Zu heftigen Diskussionen führte aber die Kennzeichnung der importierten Butter, die ebenfalls Interventionen nötig machte. Kern machte deutlich, dass über Importbutter keine Verwässerung der inländischen Koch- und Tafelbutter erfolgen darf. Zudem legte er dar, was die Branchenorganisation Milch (BOM) unternimmt, um mehr Fett im Inland zu behalten. Dieses Ziel soll mit einem Umbau des Fonds für die Rohstoffverbilligung erreicht werden.
SMP macht auf sozialen Medien mobil
Während des Lockdowns haben die SMP mit grossem Erfolg in die Sozialen Medien investiert. Mit der Kampagne «Küche statt Sofa» sind während des Lockdowns wertvolle und zahlenmässig sehr hohe Kontakte entstanden. «Unser Zielpublikum sind bei einer solchen Kampagne nicht die Bergler, sondern die Bewohner in den urbanen Zentren wie Zürich, Bern, Basel oder Genf», sagte Hanspeter Kern. Mit dieser Antwort reagierte er auf die teilweise geäusserte bäuerliche Kritik an dieser Kampagne.
Erfreuliche Entwicklung im Käsemarkt
VMMO-Geschäftsführer Markus Berner wies mit Blick auf die tiefen und immer noch sinkenden Butterlager darauf hin, dass aktuell 392 Tonnen Butter an Lager liegen und wöchentlich 450 Tonnen produziert werden. Die Milchproduktion im konventionellen Kanal liegt etwa auf dem Vorjahresniveau, während die Biomilchproduktion ein Wachstum zeigt. Sie liegt aktuell mit einem Plus von 6221 Tonnen rund 3,5 Prozent über dem Vorjahreswert.
Laut Berner entwickelt sich auch die Käseproduktion sehr erfreulich. Im laufenden Jahr konnte die Produktion von Sortenkäse um 1488 Tonnen gesteigert werden. Bei den übrigen Käsen wurde ein Wachstum von 6,5 Prozent verzeichnet. Insgesamt stieg die Käseproduktion in den ersten acht Monaten dieses Jahres um ein Prozent.
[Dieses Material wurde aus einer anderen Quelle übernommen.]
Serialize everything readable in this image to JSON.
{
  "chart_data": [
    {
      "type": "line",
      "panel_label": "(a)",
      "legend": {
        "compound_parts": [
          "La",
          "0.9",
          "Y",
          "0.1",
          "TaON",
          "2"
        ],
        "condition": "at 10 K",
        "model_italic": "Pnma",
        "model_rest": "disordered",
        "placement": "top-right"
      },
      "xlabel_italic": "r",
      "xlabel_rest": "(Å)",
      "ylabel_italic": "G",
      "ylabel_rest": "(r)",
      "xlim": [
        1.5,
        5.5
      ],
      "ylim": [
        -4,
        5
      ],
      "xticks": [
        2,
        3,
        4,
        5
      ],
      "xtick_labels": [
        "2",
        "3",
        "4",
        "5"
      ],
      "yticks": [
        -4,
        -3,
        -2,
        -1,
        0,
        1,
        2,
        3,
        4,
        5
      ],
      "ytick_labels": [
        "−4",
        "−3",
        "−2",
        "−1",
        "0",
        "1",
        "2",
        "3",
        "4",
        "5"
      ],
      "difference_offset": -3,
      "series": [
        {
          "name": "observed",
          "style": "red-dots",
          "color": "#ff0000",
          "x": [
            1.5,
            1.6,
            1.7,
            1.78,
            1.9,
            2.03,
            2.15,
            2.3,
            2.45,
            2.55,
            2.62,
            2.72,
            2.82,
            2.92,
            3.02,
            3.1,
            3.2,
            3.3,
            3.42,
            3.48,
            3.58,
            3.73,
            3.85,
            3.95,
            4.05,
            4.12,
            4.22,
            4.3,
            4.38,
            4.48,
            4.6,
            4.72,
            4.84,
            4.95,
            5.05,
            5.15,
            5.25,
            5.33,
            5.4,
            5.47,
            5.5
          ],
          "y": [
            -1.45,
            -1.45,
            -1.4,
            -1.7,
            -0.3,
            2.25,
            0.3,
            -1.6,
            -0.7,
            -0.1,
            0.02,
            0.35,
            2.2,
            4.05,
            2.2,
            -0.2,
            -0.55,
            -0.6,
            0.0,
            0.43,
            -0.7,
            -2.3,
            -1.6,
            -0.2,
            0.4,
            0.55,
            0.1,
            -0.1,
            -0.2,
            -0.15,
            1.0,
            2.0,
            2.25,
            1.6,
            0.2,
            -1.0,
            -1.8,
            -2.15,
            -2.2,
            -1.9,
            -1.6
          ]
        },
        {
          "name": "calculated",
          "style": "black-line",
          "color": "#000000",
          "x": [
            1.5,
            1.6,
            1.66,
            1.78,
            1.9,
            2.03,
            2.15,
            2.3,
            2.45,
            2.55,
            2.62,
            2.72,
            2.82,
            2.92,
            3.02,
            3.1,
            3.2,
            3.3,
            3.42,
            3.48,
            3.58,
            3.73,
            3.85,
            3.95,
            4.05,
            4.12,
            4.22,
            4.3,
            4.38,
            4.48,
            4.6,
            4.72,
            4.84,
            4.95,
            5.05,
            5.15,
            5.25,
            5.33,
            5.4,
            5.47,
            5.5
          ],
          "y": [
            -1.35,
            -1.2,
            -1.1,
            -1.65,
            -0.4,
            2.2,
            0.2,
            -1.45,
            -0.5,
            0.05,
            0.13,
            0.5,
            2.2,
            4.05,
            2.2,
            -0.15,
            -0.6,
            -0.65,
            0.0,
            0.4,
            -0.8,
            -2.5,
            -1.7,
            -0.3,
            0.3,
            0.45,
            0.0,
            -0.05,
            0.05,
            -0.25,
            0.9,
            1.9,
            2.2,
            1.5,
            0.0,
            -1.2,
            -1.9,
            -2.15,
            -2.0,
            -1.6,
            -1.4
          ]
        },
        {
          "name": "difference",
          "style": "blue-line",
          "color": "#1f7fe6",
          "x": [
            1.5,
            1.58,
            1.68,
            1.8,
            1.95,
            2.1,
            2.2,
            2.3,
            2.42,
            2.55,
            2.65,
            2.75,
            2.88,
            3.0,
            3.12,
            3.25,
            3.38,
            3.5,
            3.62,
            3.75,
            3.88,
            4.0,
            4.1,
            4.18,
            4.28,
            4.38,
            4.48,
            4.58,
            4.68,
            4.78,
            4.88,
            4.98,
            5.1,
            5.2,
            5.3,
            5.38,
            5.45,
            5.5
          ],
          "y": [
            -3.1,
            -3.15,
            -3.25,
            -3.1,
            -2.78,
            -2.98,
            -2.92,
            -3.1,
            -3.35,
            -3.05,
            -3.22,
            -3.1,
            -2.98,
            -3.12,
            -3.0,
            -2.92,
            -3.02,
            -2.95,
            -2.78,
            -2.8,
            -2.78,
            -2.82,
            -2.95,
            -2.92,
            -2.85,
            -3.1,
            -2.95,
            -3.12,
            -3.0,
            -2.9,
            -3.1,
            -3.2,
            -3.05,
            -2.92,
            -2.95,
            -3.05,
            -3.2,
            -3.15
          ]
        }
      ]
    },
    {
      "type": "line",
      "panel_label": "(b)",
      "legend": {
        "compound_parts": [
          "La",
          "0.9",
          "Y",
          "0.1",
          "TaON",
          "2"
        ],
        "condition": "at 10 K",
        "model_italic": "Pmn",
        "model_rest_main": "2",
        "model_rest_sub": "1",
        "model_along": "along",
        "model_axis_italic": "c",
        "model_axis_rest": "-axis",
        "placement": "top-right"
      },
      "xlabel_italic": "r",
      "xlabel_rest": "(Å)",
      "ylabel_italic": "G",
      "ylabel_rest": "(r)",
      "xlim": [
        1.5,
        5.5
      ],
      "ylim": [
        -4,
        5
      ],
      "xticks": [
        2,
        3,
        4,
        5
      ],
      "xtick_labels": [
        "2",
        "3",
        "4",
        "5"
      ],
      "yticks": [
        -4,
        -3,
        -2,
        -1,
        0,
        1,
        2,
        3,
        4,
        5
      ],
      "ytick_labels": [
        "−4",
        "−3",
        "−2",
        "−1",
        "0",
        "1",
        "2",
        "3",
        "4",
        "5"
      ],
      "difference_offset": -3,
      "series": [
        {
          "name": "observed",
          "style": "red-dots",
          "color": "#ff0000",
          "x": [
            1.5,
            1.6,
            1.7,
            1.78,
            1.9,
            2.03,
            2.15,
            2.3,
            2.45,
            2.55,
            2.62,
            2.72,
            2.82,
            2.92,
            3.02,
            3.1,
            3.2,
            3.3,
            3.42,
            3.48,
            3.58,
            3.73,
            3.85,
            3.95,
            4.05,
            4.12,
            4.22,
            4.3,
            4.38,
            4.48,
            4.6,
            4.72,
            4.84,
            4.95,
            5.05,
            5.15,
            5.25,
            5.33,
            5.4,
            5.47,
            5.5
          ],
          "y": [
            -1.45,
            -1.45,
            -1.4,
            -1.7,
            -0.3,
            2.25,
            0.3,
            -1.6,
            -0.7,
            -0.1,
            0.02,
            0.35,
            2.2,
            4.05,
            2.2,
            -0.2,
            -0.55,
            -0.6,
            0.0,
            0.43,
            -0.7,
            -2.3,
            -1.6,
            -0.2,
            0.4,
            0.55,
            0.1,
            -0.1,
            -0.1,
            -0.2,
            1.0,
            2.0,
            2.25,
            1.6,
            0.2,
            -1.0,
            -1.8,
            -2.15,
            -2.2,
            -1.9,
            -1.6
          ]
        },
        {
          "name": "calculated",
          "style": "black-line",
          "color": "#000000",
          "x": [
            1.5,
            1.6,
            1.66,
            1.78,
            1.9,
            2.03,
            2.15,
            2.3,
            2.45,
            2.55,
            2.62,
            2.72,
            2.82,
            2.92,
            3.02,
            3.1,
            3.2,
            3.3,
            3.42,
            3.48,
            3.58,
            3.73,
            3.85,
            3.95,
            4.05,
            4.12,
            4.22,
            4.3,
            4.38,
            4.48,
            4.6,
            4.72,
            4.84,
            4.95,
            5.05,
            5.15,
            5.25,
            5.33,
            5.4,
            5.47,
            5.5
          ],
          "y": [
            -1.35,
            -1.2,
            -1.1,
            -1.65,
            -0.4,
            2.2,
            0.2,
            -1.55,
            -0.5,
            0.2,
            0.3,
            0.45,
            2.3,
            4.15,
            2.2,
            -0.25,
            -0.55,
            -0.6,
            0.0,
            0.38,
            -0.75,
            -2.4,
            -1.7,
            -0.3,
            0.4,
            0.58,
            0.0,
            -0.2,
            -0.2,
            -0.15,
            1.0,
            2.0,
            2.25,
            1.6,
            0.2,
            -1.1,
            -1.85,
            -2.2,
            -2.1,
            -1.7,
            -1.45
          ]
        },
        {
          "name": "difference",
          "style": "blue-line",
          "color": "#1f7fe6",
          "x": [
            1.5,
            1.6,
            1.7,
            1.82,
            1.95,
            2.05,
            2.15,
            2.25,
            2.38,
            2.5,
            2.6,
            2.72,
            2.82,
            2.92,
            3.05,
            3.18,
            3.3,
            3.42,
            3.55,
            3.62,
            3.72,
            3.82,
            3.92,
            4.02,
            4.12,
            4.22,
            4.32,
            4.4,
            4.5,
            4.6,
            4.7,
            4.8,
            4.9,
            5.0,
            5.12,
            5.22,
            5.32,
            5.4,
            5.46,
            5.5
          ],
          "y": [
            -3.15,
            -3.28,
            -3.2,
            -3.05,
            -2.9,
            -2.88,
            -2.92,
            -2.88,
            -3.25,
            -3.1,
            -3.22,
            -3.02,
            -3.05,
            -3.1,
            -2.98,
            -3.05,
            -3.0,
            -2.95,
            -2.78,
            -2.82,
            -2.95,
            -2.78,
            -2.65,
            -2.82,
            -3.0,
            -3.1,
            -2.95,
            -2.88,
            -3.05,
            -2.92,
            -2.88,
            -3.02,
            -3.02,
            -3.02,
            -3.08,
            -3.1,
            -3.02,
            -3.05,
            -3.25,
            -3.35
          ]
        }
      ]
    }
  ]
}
Die von Berner präsentierten Importzahlen lassen aufhorchen. Gesamthaft wurden seit Anfang Jahr 48'608 Tonnen Käse importiert. Das entspricht einem Plus von 13,1 Prozent. Zugleich stiegen die Einfuhren beim Frischkäse und Quark um zwölf Prozent an. Dies begründet Berner damit, dass viele Schweizer Detaillisten diese im Einkaufstourismus beliebten Käsearten während des Lockdowns mit geschlossenen Grenzen bewusst in den eigenen Regalen angeboten haben.
Politische Arbeit wird anspruchsvoller
«Wir werden auch weiterhin die Interessen unserer Mitglieder konsequent vertreten», versicherte Hanspeter Egli, Präsident der VMMO. Dazu gehören die Pflege von intensiven Kontakten und die sehr wichtige Medienarbeit. Nach den letzten eidgenössischen Wahlen ist die Politik im Parlament grüner und ökologischer geworden. Entsprechend funktionieren laut Egli bewährte frühere Seilschaften weniger gut. Die Interessenvertretung werde auch mit Blick auf die anstehende aber vorerst verschobene AP 22+ anspruchsvoller.
Mit Blick auf die anstehenden Abstimmungen rund um den Pflanzenschutz müssten Lehren aus dem Abstimmungskampf zum Jagdgesetz gezogen werden, sagte Egli weiter. Vor allem in den urbanen Gebieten müsse Aufklärungs- und Überzeugungsarbeit geleistet werden. «Betroffen von diesen Initiativen sind all jene Bauern, welche in den besten Futterbaugebieten Milchproduzenten sind», so Eglis mahnende Worte.
Neubau in Elgg ist auf Kurs
Auf Kurs sind hingegen die Bauarbeiten im zürcherischen Elgg. Dort erstellt der VMMO das Gewerbe- und Wohnhaus Ziger-stock. Hanspeter Egli wies darauf hin, dass der VMMO auch dem Betriebs- und Familienhelferdienst finanzielle Unterstützung gewährt. Im laufenden Jahr sind für 116 Einsätze 67 950 Franken gesprochen worden.